Apple installs 17 MW rooftop solar array on Jobs’ dream campus

Apple Park has a ring-shaped, 2.8 million-square-foot main building that is home to a 17 MW rooftop solar array that will power 75% of the building during peak daytime hours.

If Steve Jobs were still alive, he would have turned 62 today. In honor of his memory, Apple announced its new headquarters would open in April, powered entirely by one of the largest on-site rooftop installations in the world.

At the center of the 175-acre campus, named Apple Park, is a ring-shaped, 2.8 million-square-foot main building that is home to a 17 MW rooftop solar array that will power 75% of the building during peak daytime hours, with the remaining 25% coming from other renewable-energy sources.

“Steve’s vision for Apple stretched far beyond his time with us,” said Tim Cook, Apple’s CEO. “He intended Apple Park to be the home of innovation for generations to come.

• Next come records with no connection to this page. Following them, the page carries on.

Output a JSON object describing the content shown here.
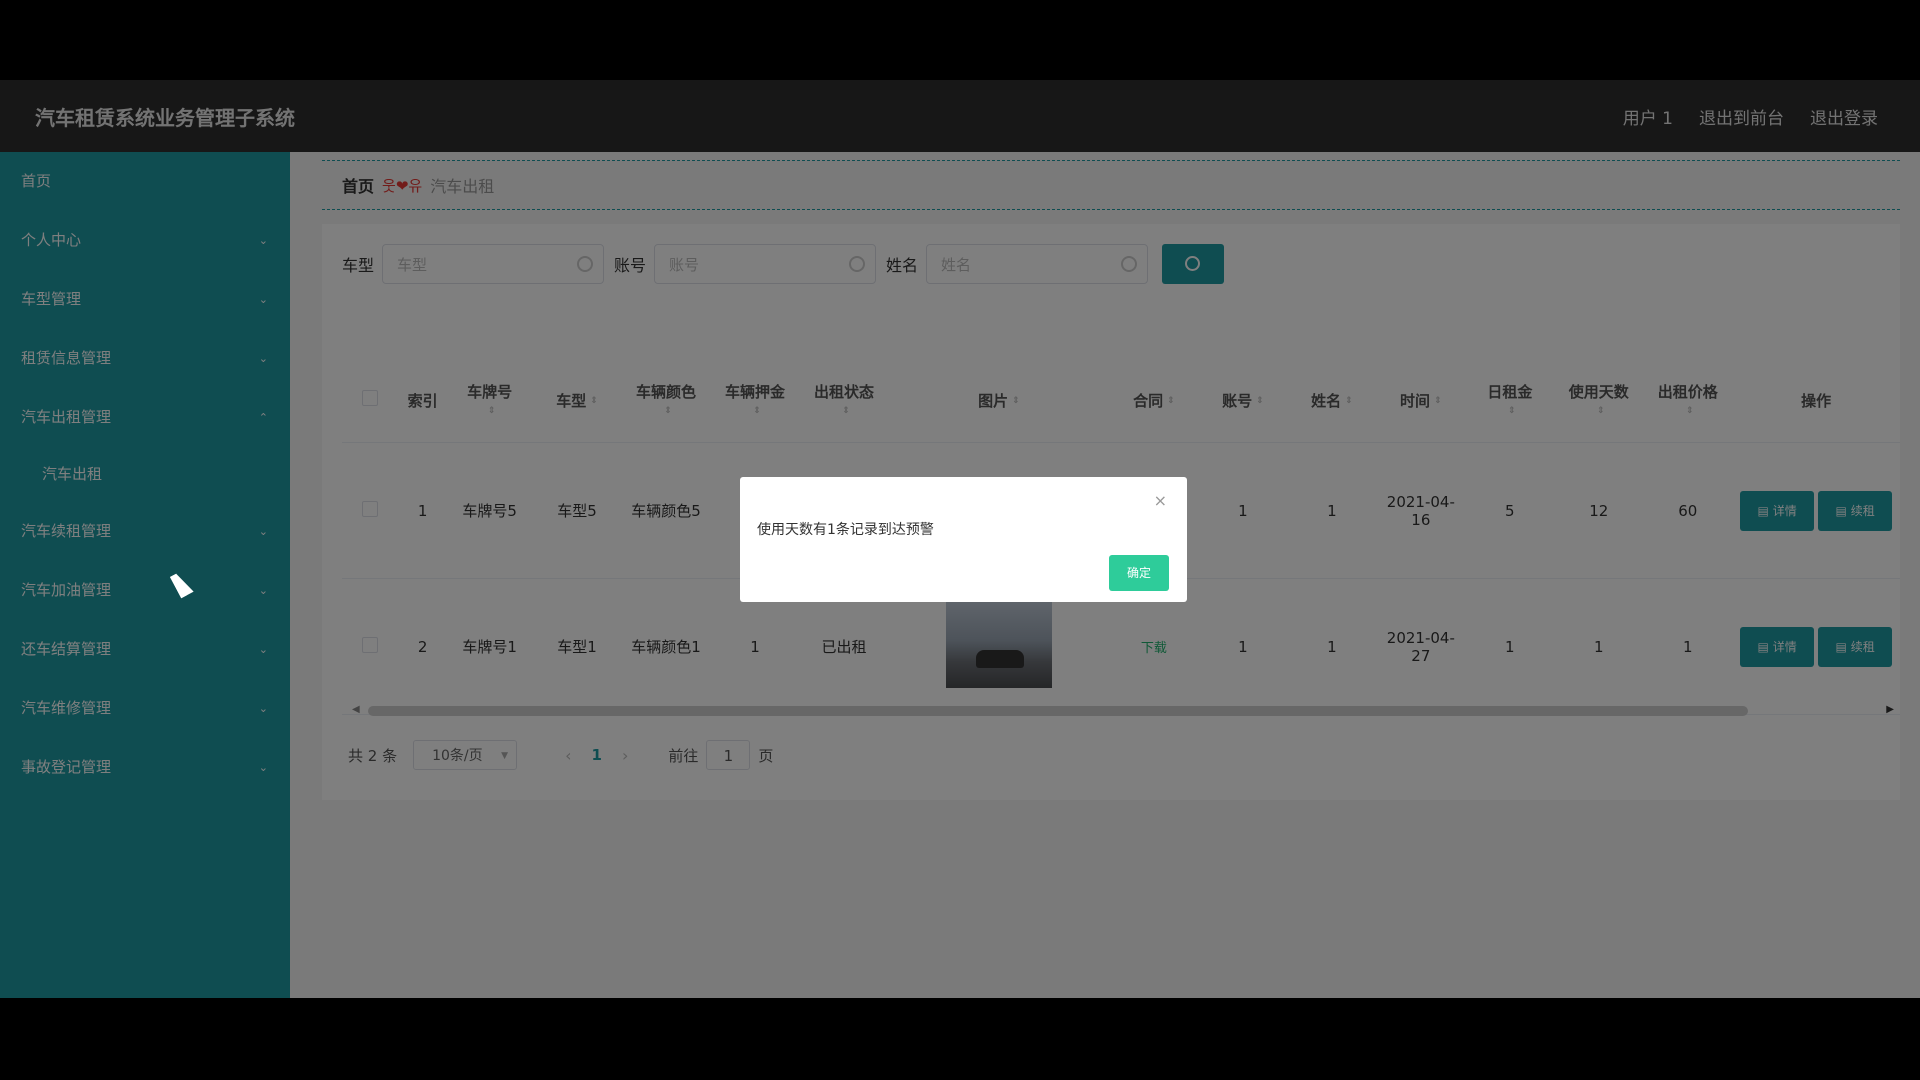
{
  "header": {
    "title": "汽车租赁系统业务管理子系统",
    "links": [
      "用户 1",
      "退出到前台",
      "退出登录"
    ]
  },
  "sidebar": {
    "items": [
      {
        "label": "首页",
        "chevron": ""
      },
      {
        "label": "个人中心",
        "chevron": "⌄"
      },
      {
        "label": "车型管理",
        "chevron": "⌄"
      },
      {
        "label": "租赁信息管理",
        "chevron": "⌄"
      },
      {
        "label": "汽车出租管理",
        "chevron": "⌃"
      },
      {
        "label": "汽车续租管理",
        "chevron": "⌄"
      },
      {
        "label": "汽车加油管理",
        "chevron": "⌄"
      },
      {
        "label": "还车结算管理",
        "chevron": "⌄"
      },
      {
        "label": "汽车维修管理",
        "chevron": "⌄"
      },
      {
        "label": "事故登记管理",
        "chevron": "⌄"
      }
    ],
    "subitem": "汽车出租"
  },
  "breadcrumb": {
    "home": "首页",
    "separator": "웃❤유",
    "current": "汽车出租"
  },
  "search": {
    "fields": [
      {
        "label": "车型",
        "placeholder": "车型"
      },
      {
        "label": "账号",
        "placeholder": "账号"
      },
      {
        "label": "姓名",
        "placeholder": "姓名"
      }
    ]
  },
  "table": {
    "headers": [
      "索引",
      "车牌号",
      "车型",
      "车辆颜色",
      "车辆押金",
      "出租状态",
      "图片",
      "合同",
      "账号",
      "姓名",
      "时间",
      "日租金",
      "使用天数",
      "出租价格",
      "操作"
    ],
    "rows": [
      {
        "index": "1",
        "plate": "车牌号5",
        "model": "车型5",
        "color": "车辆颜色5",
        "deposit": "",
        "status": "",
        "contract": "",
        "account": "1",
        "name": "1",
        "time": "2021-04-16",
        "daily": "5",
        "days": "12",
        "price": "60"
      },
      {
        "index": "2",
        "plate": "车牌号1",
        "model": "车型1",
        "color": "车辆颜色1",
        "deposit": "1",
        "status": "已出租",
        "contract": "下载",
        "account": "1",
        "name": "1",
        "time": "2021-04-27",
        "daily": "1",
        "days": "1",
        "price": "1"
      }
    ],
    "buttons": {
      "detail": "详情",
      "renew": "续租"
    }
  },
  "pagination": {
    "total": "共 2 条",
    "page_size": "10条/页",
    "current": "1",
    "goto_label": "前往",
    "goto_value": "1",
    "page_suffix": "页"
  },
  "dialog": {
    "message": "使用天数有1条记录到达预警",
    "ok": "确定",
    "close": "×"
  },
  "icons": {
    "search": "search-icon",
    "close": "close-icon",
    "chevron": "chevron-icon"
  },
  "colors": {
    "accent": "#1e9aa3",
    "header_bg": "#2e2e2e",
    "ok_button": "#2ecc9a"
  }
}
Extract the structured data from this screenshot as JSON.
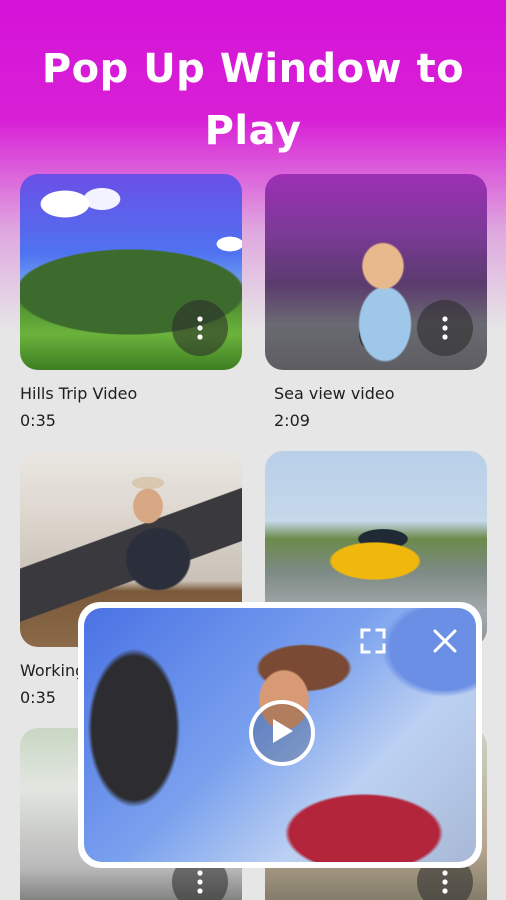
{
  "header": {
    "line1": "Pop Up Window to",
    "line2": "Play"
  },
  "videos": [
    {
      "title": "Hills Trip Video",
      "duration": "0:35"
    },
    {
      "title": "Sea view video",
      "duration": "2:09"
    },
    {
      "title": "Working",
      "duration": "0:35"
    },
    {
      "title": "",
      "duration": ""
    }
  ],
  "icons": {
    "more": "more-vertical-icon",
    "fullscreen": "fullscreen-icon",
    "close": "close-icon",
    "play": "play-icon"
  },
  "colors": {
    "brand_magenta": "#d512d8",
    "background_gray": "#e6e6e6"
  }
}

We’ve achieved one of the most energy-efficient buildings in the world and the campus will run entirely on renewable energy.”

Eventually, 12,000 Apple employees will move into the facility, starting in April. The company said it expected the move to take around six months to complete.

Prior to the Apple Park installation, Apple ranked No. 4 on the Solar Energy Industries Association’s Solar Means Business list of corporations using the most solar energy. By the time of the 2016 report, Apple had installed 93.9 MW of solar over four installations. According the the report, Apple produced enough electricity at the time to charge 39 million iPhones fully each day for a year.

Last month, Apple signed a deal with NV Energy in Nevada to purchase 200 MW of solar-produced electricity for its Reno data center. The company is also a federally approved independent power producer, with a 50 MW solar farm in Arizona in operation and selling power to Arizona utility cooperative Salt River Power.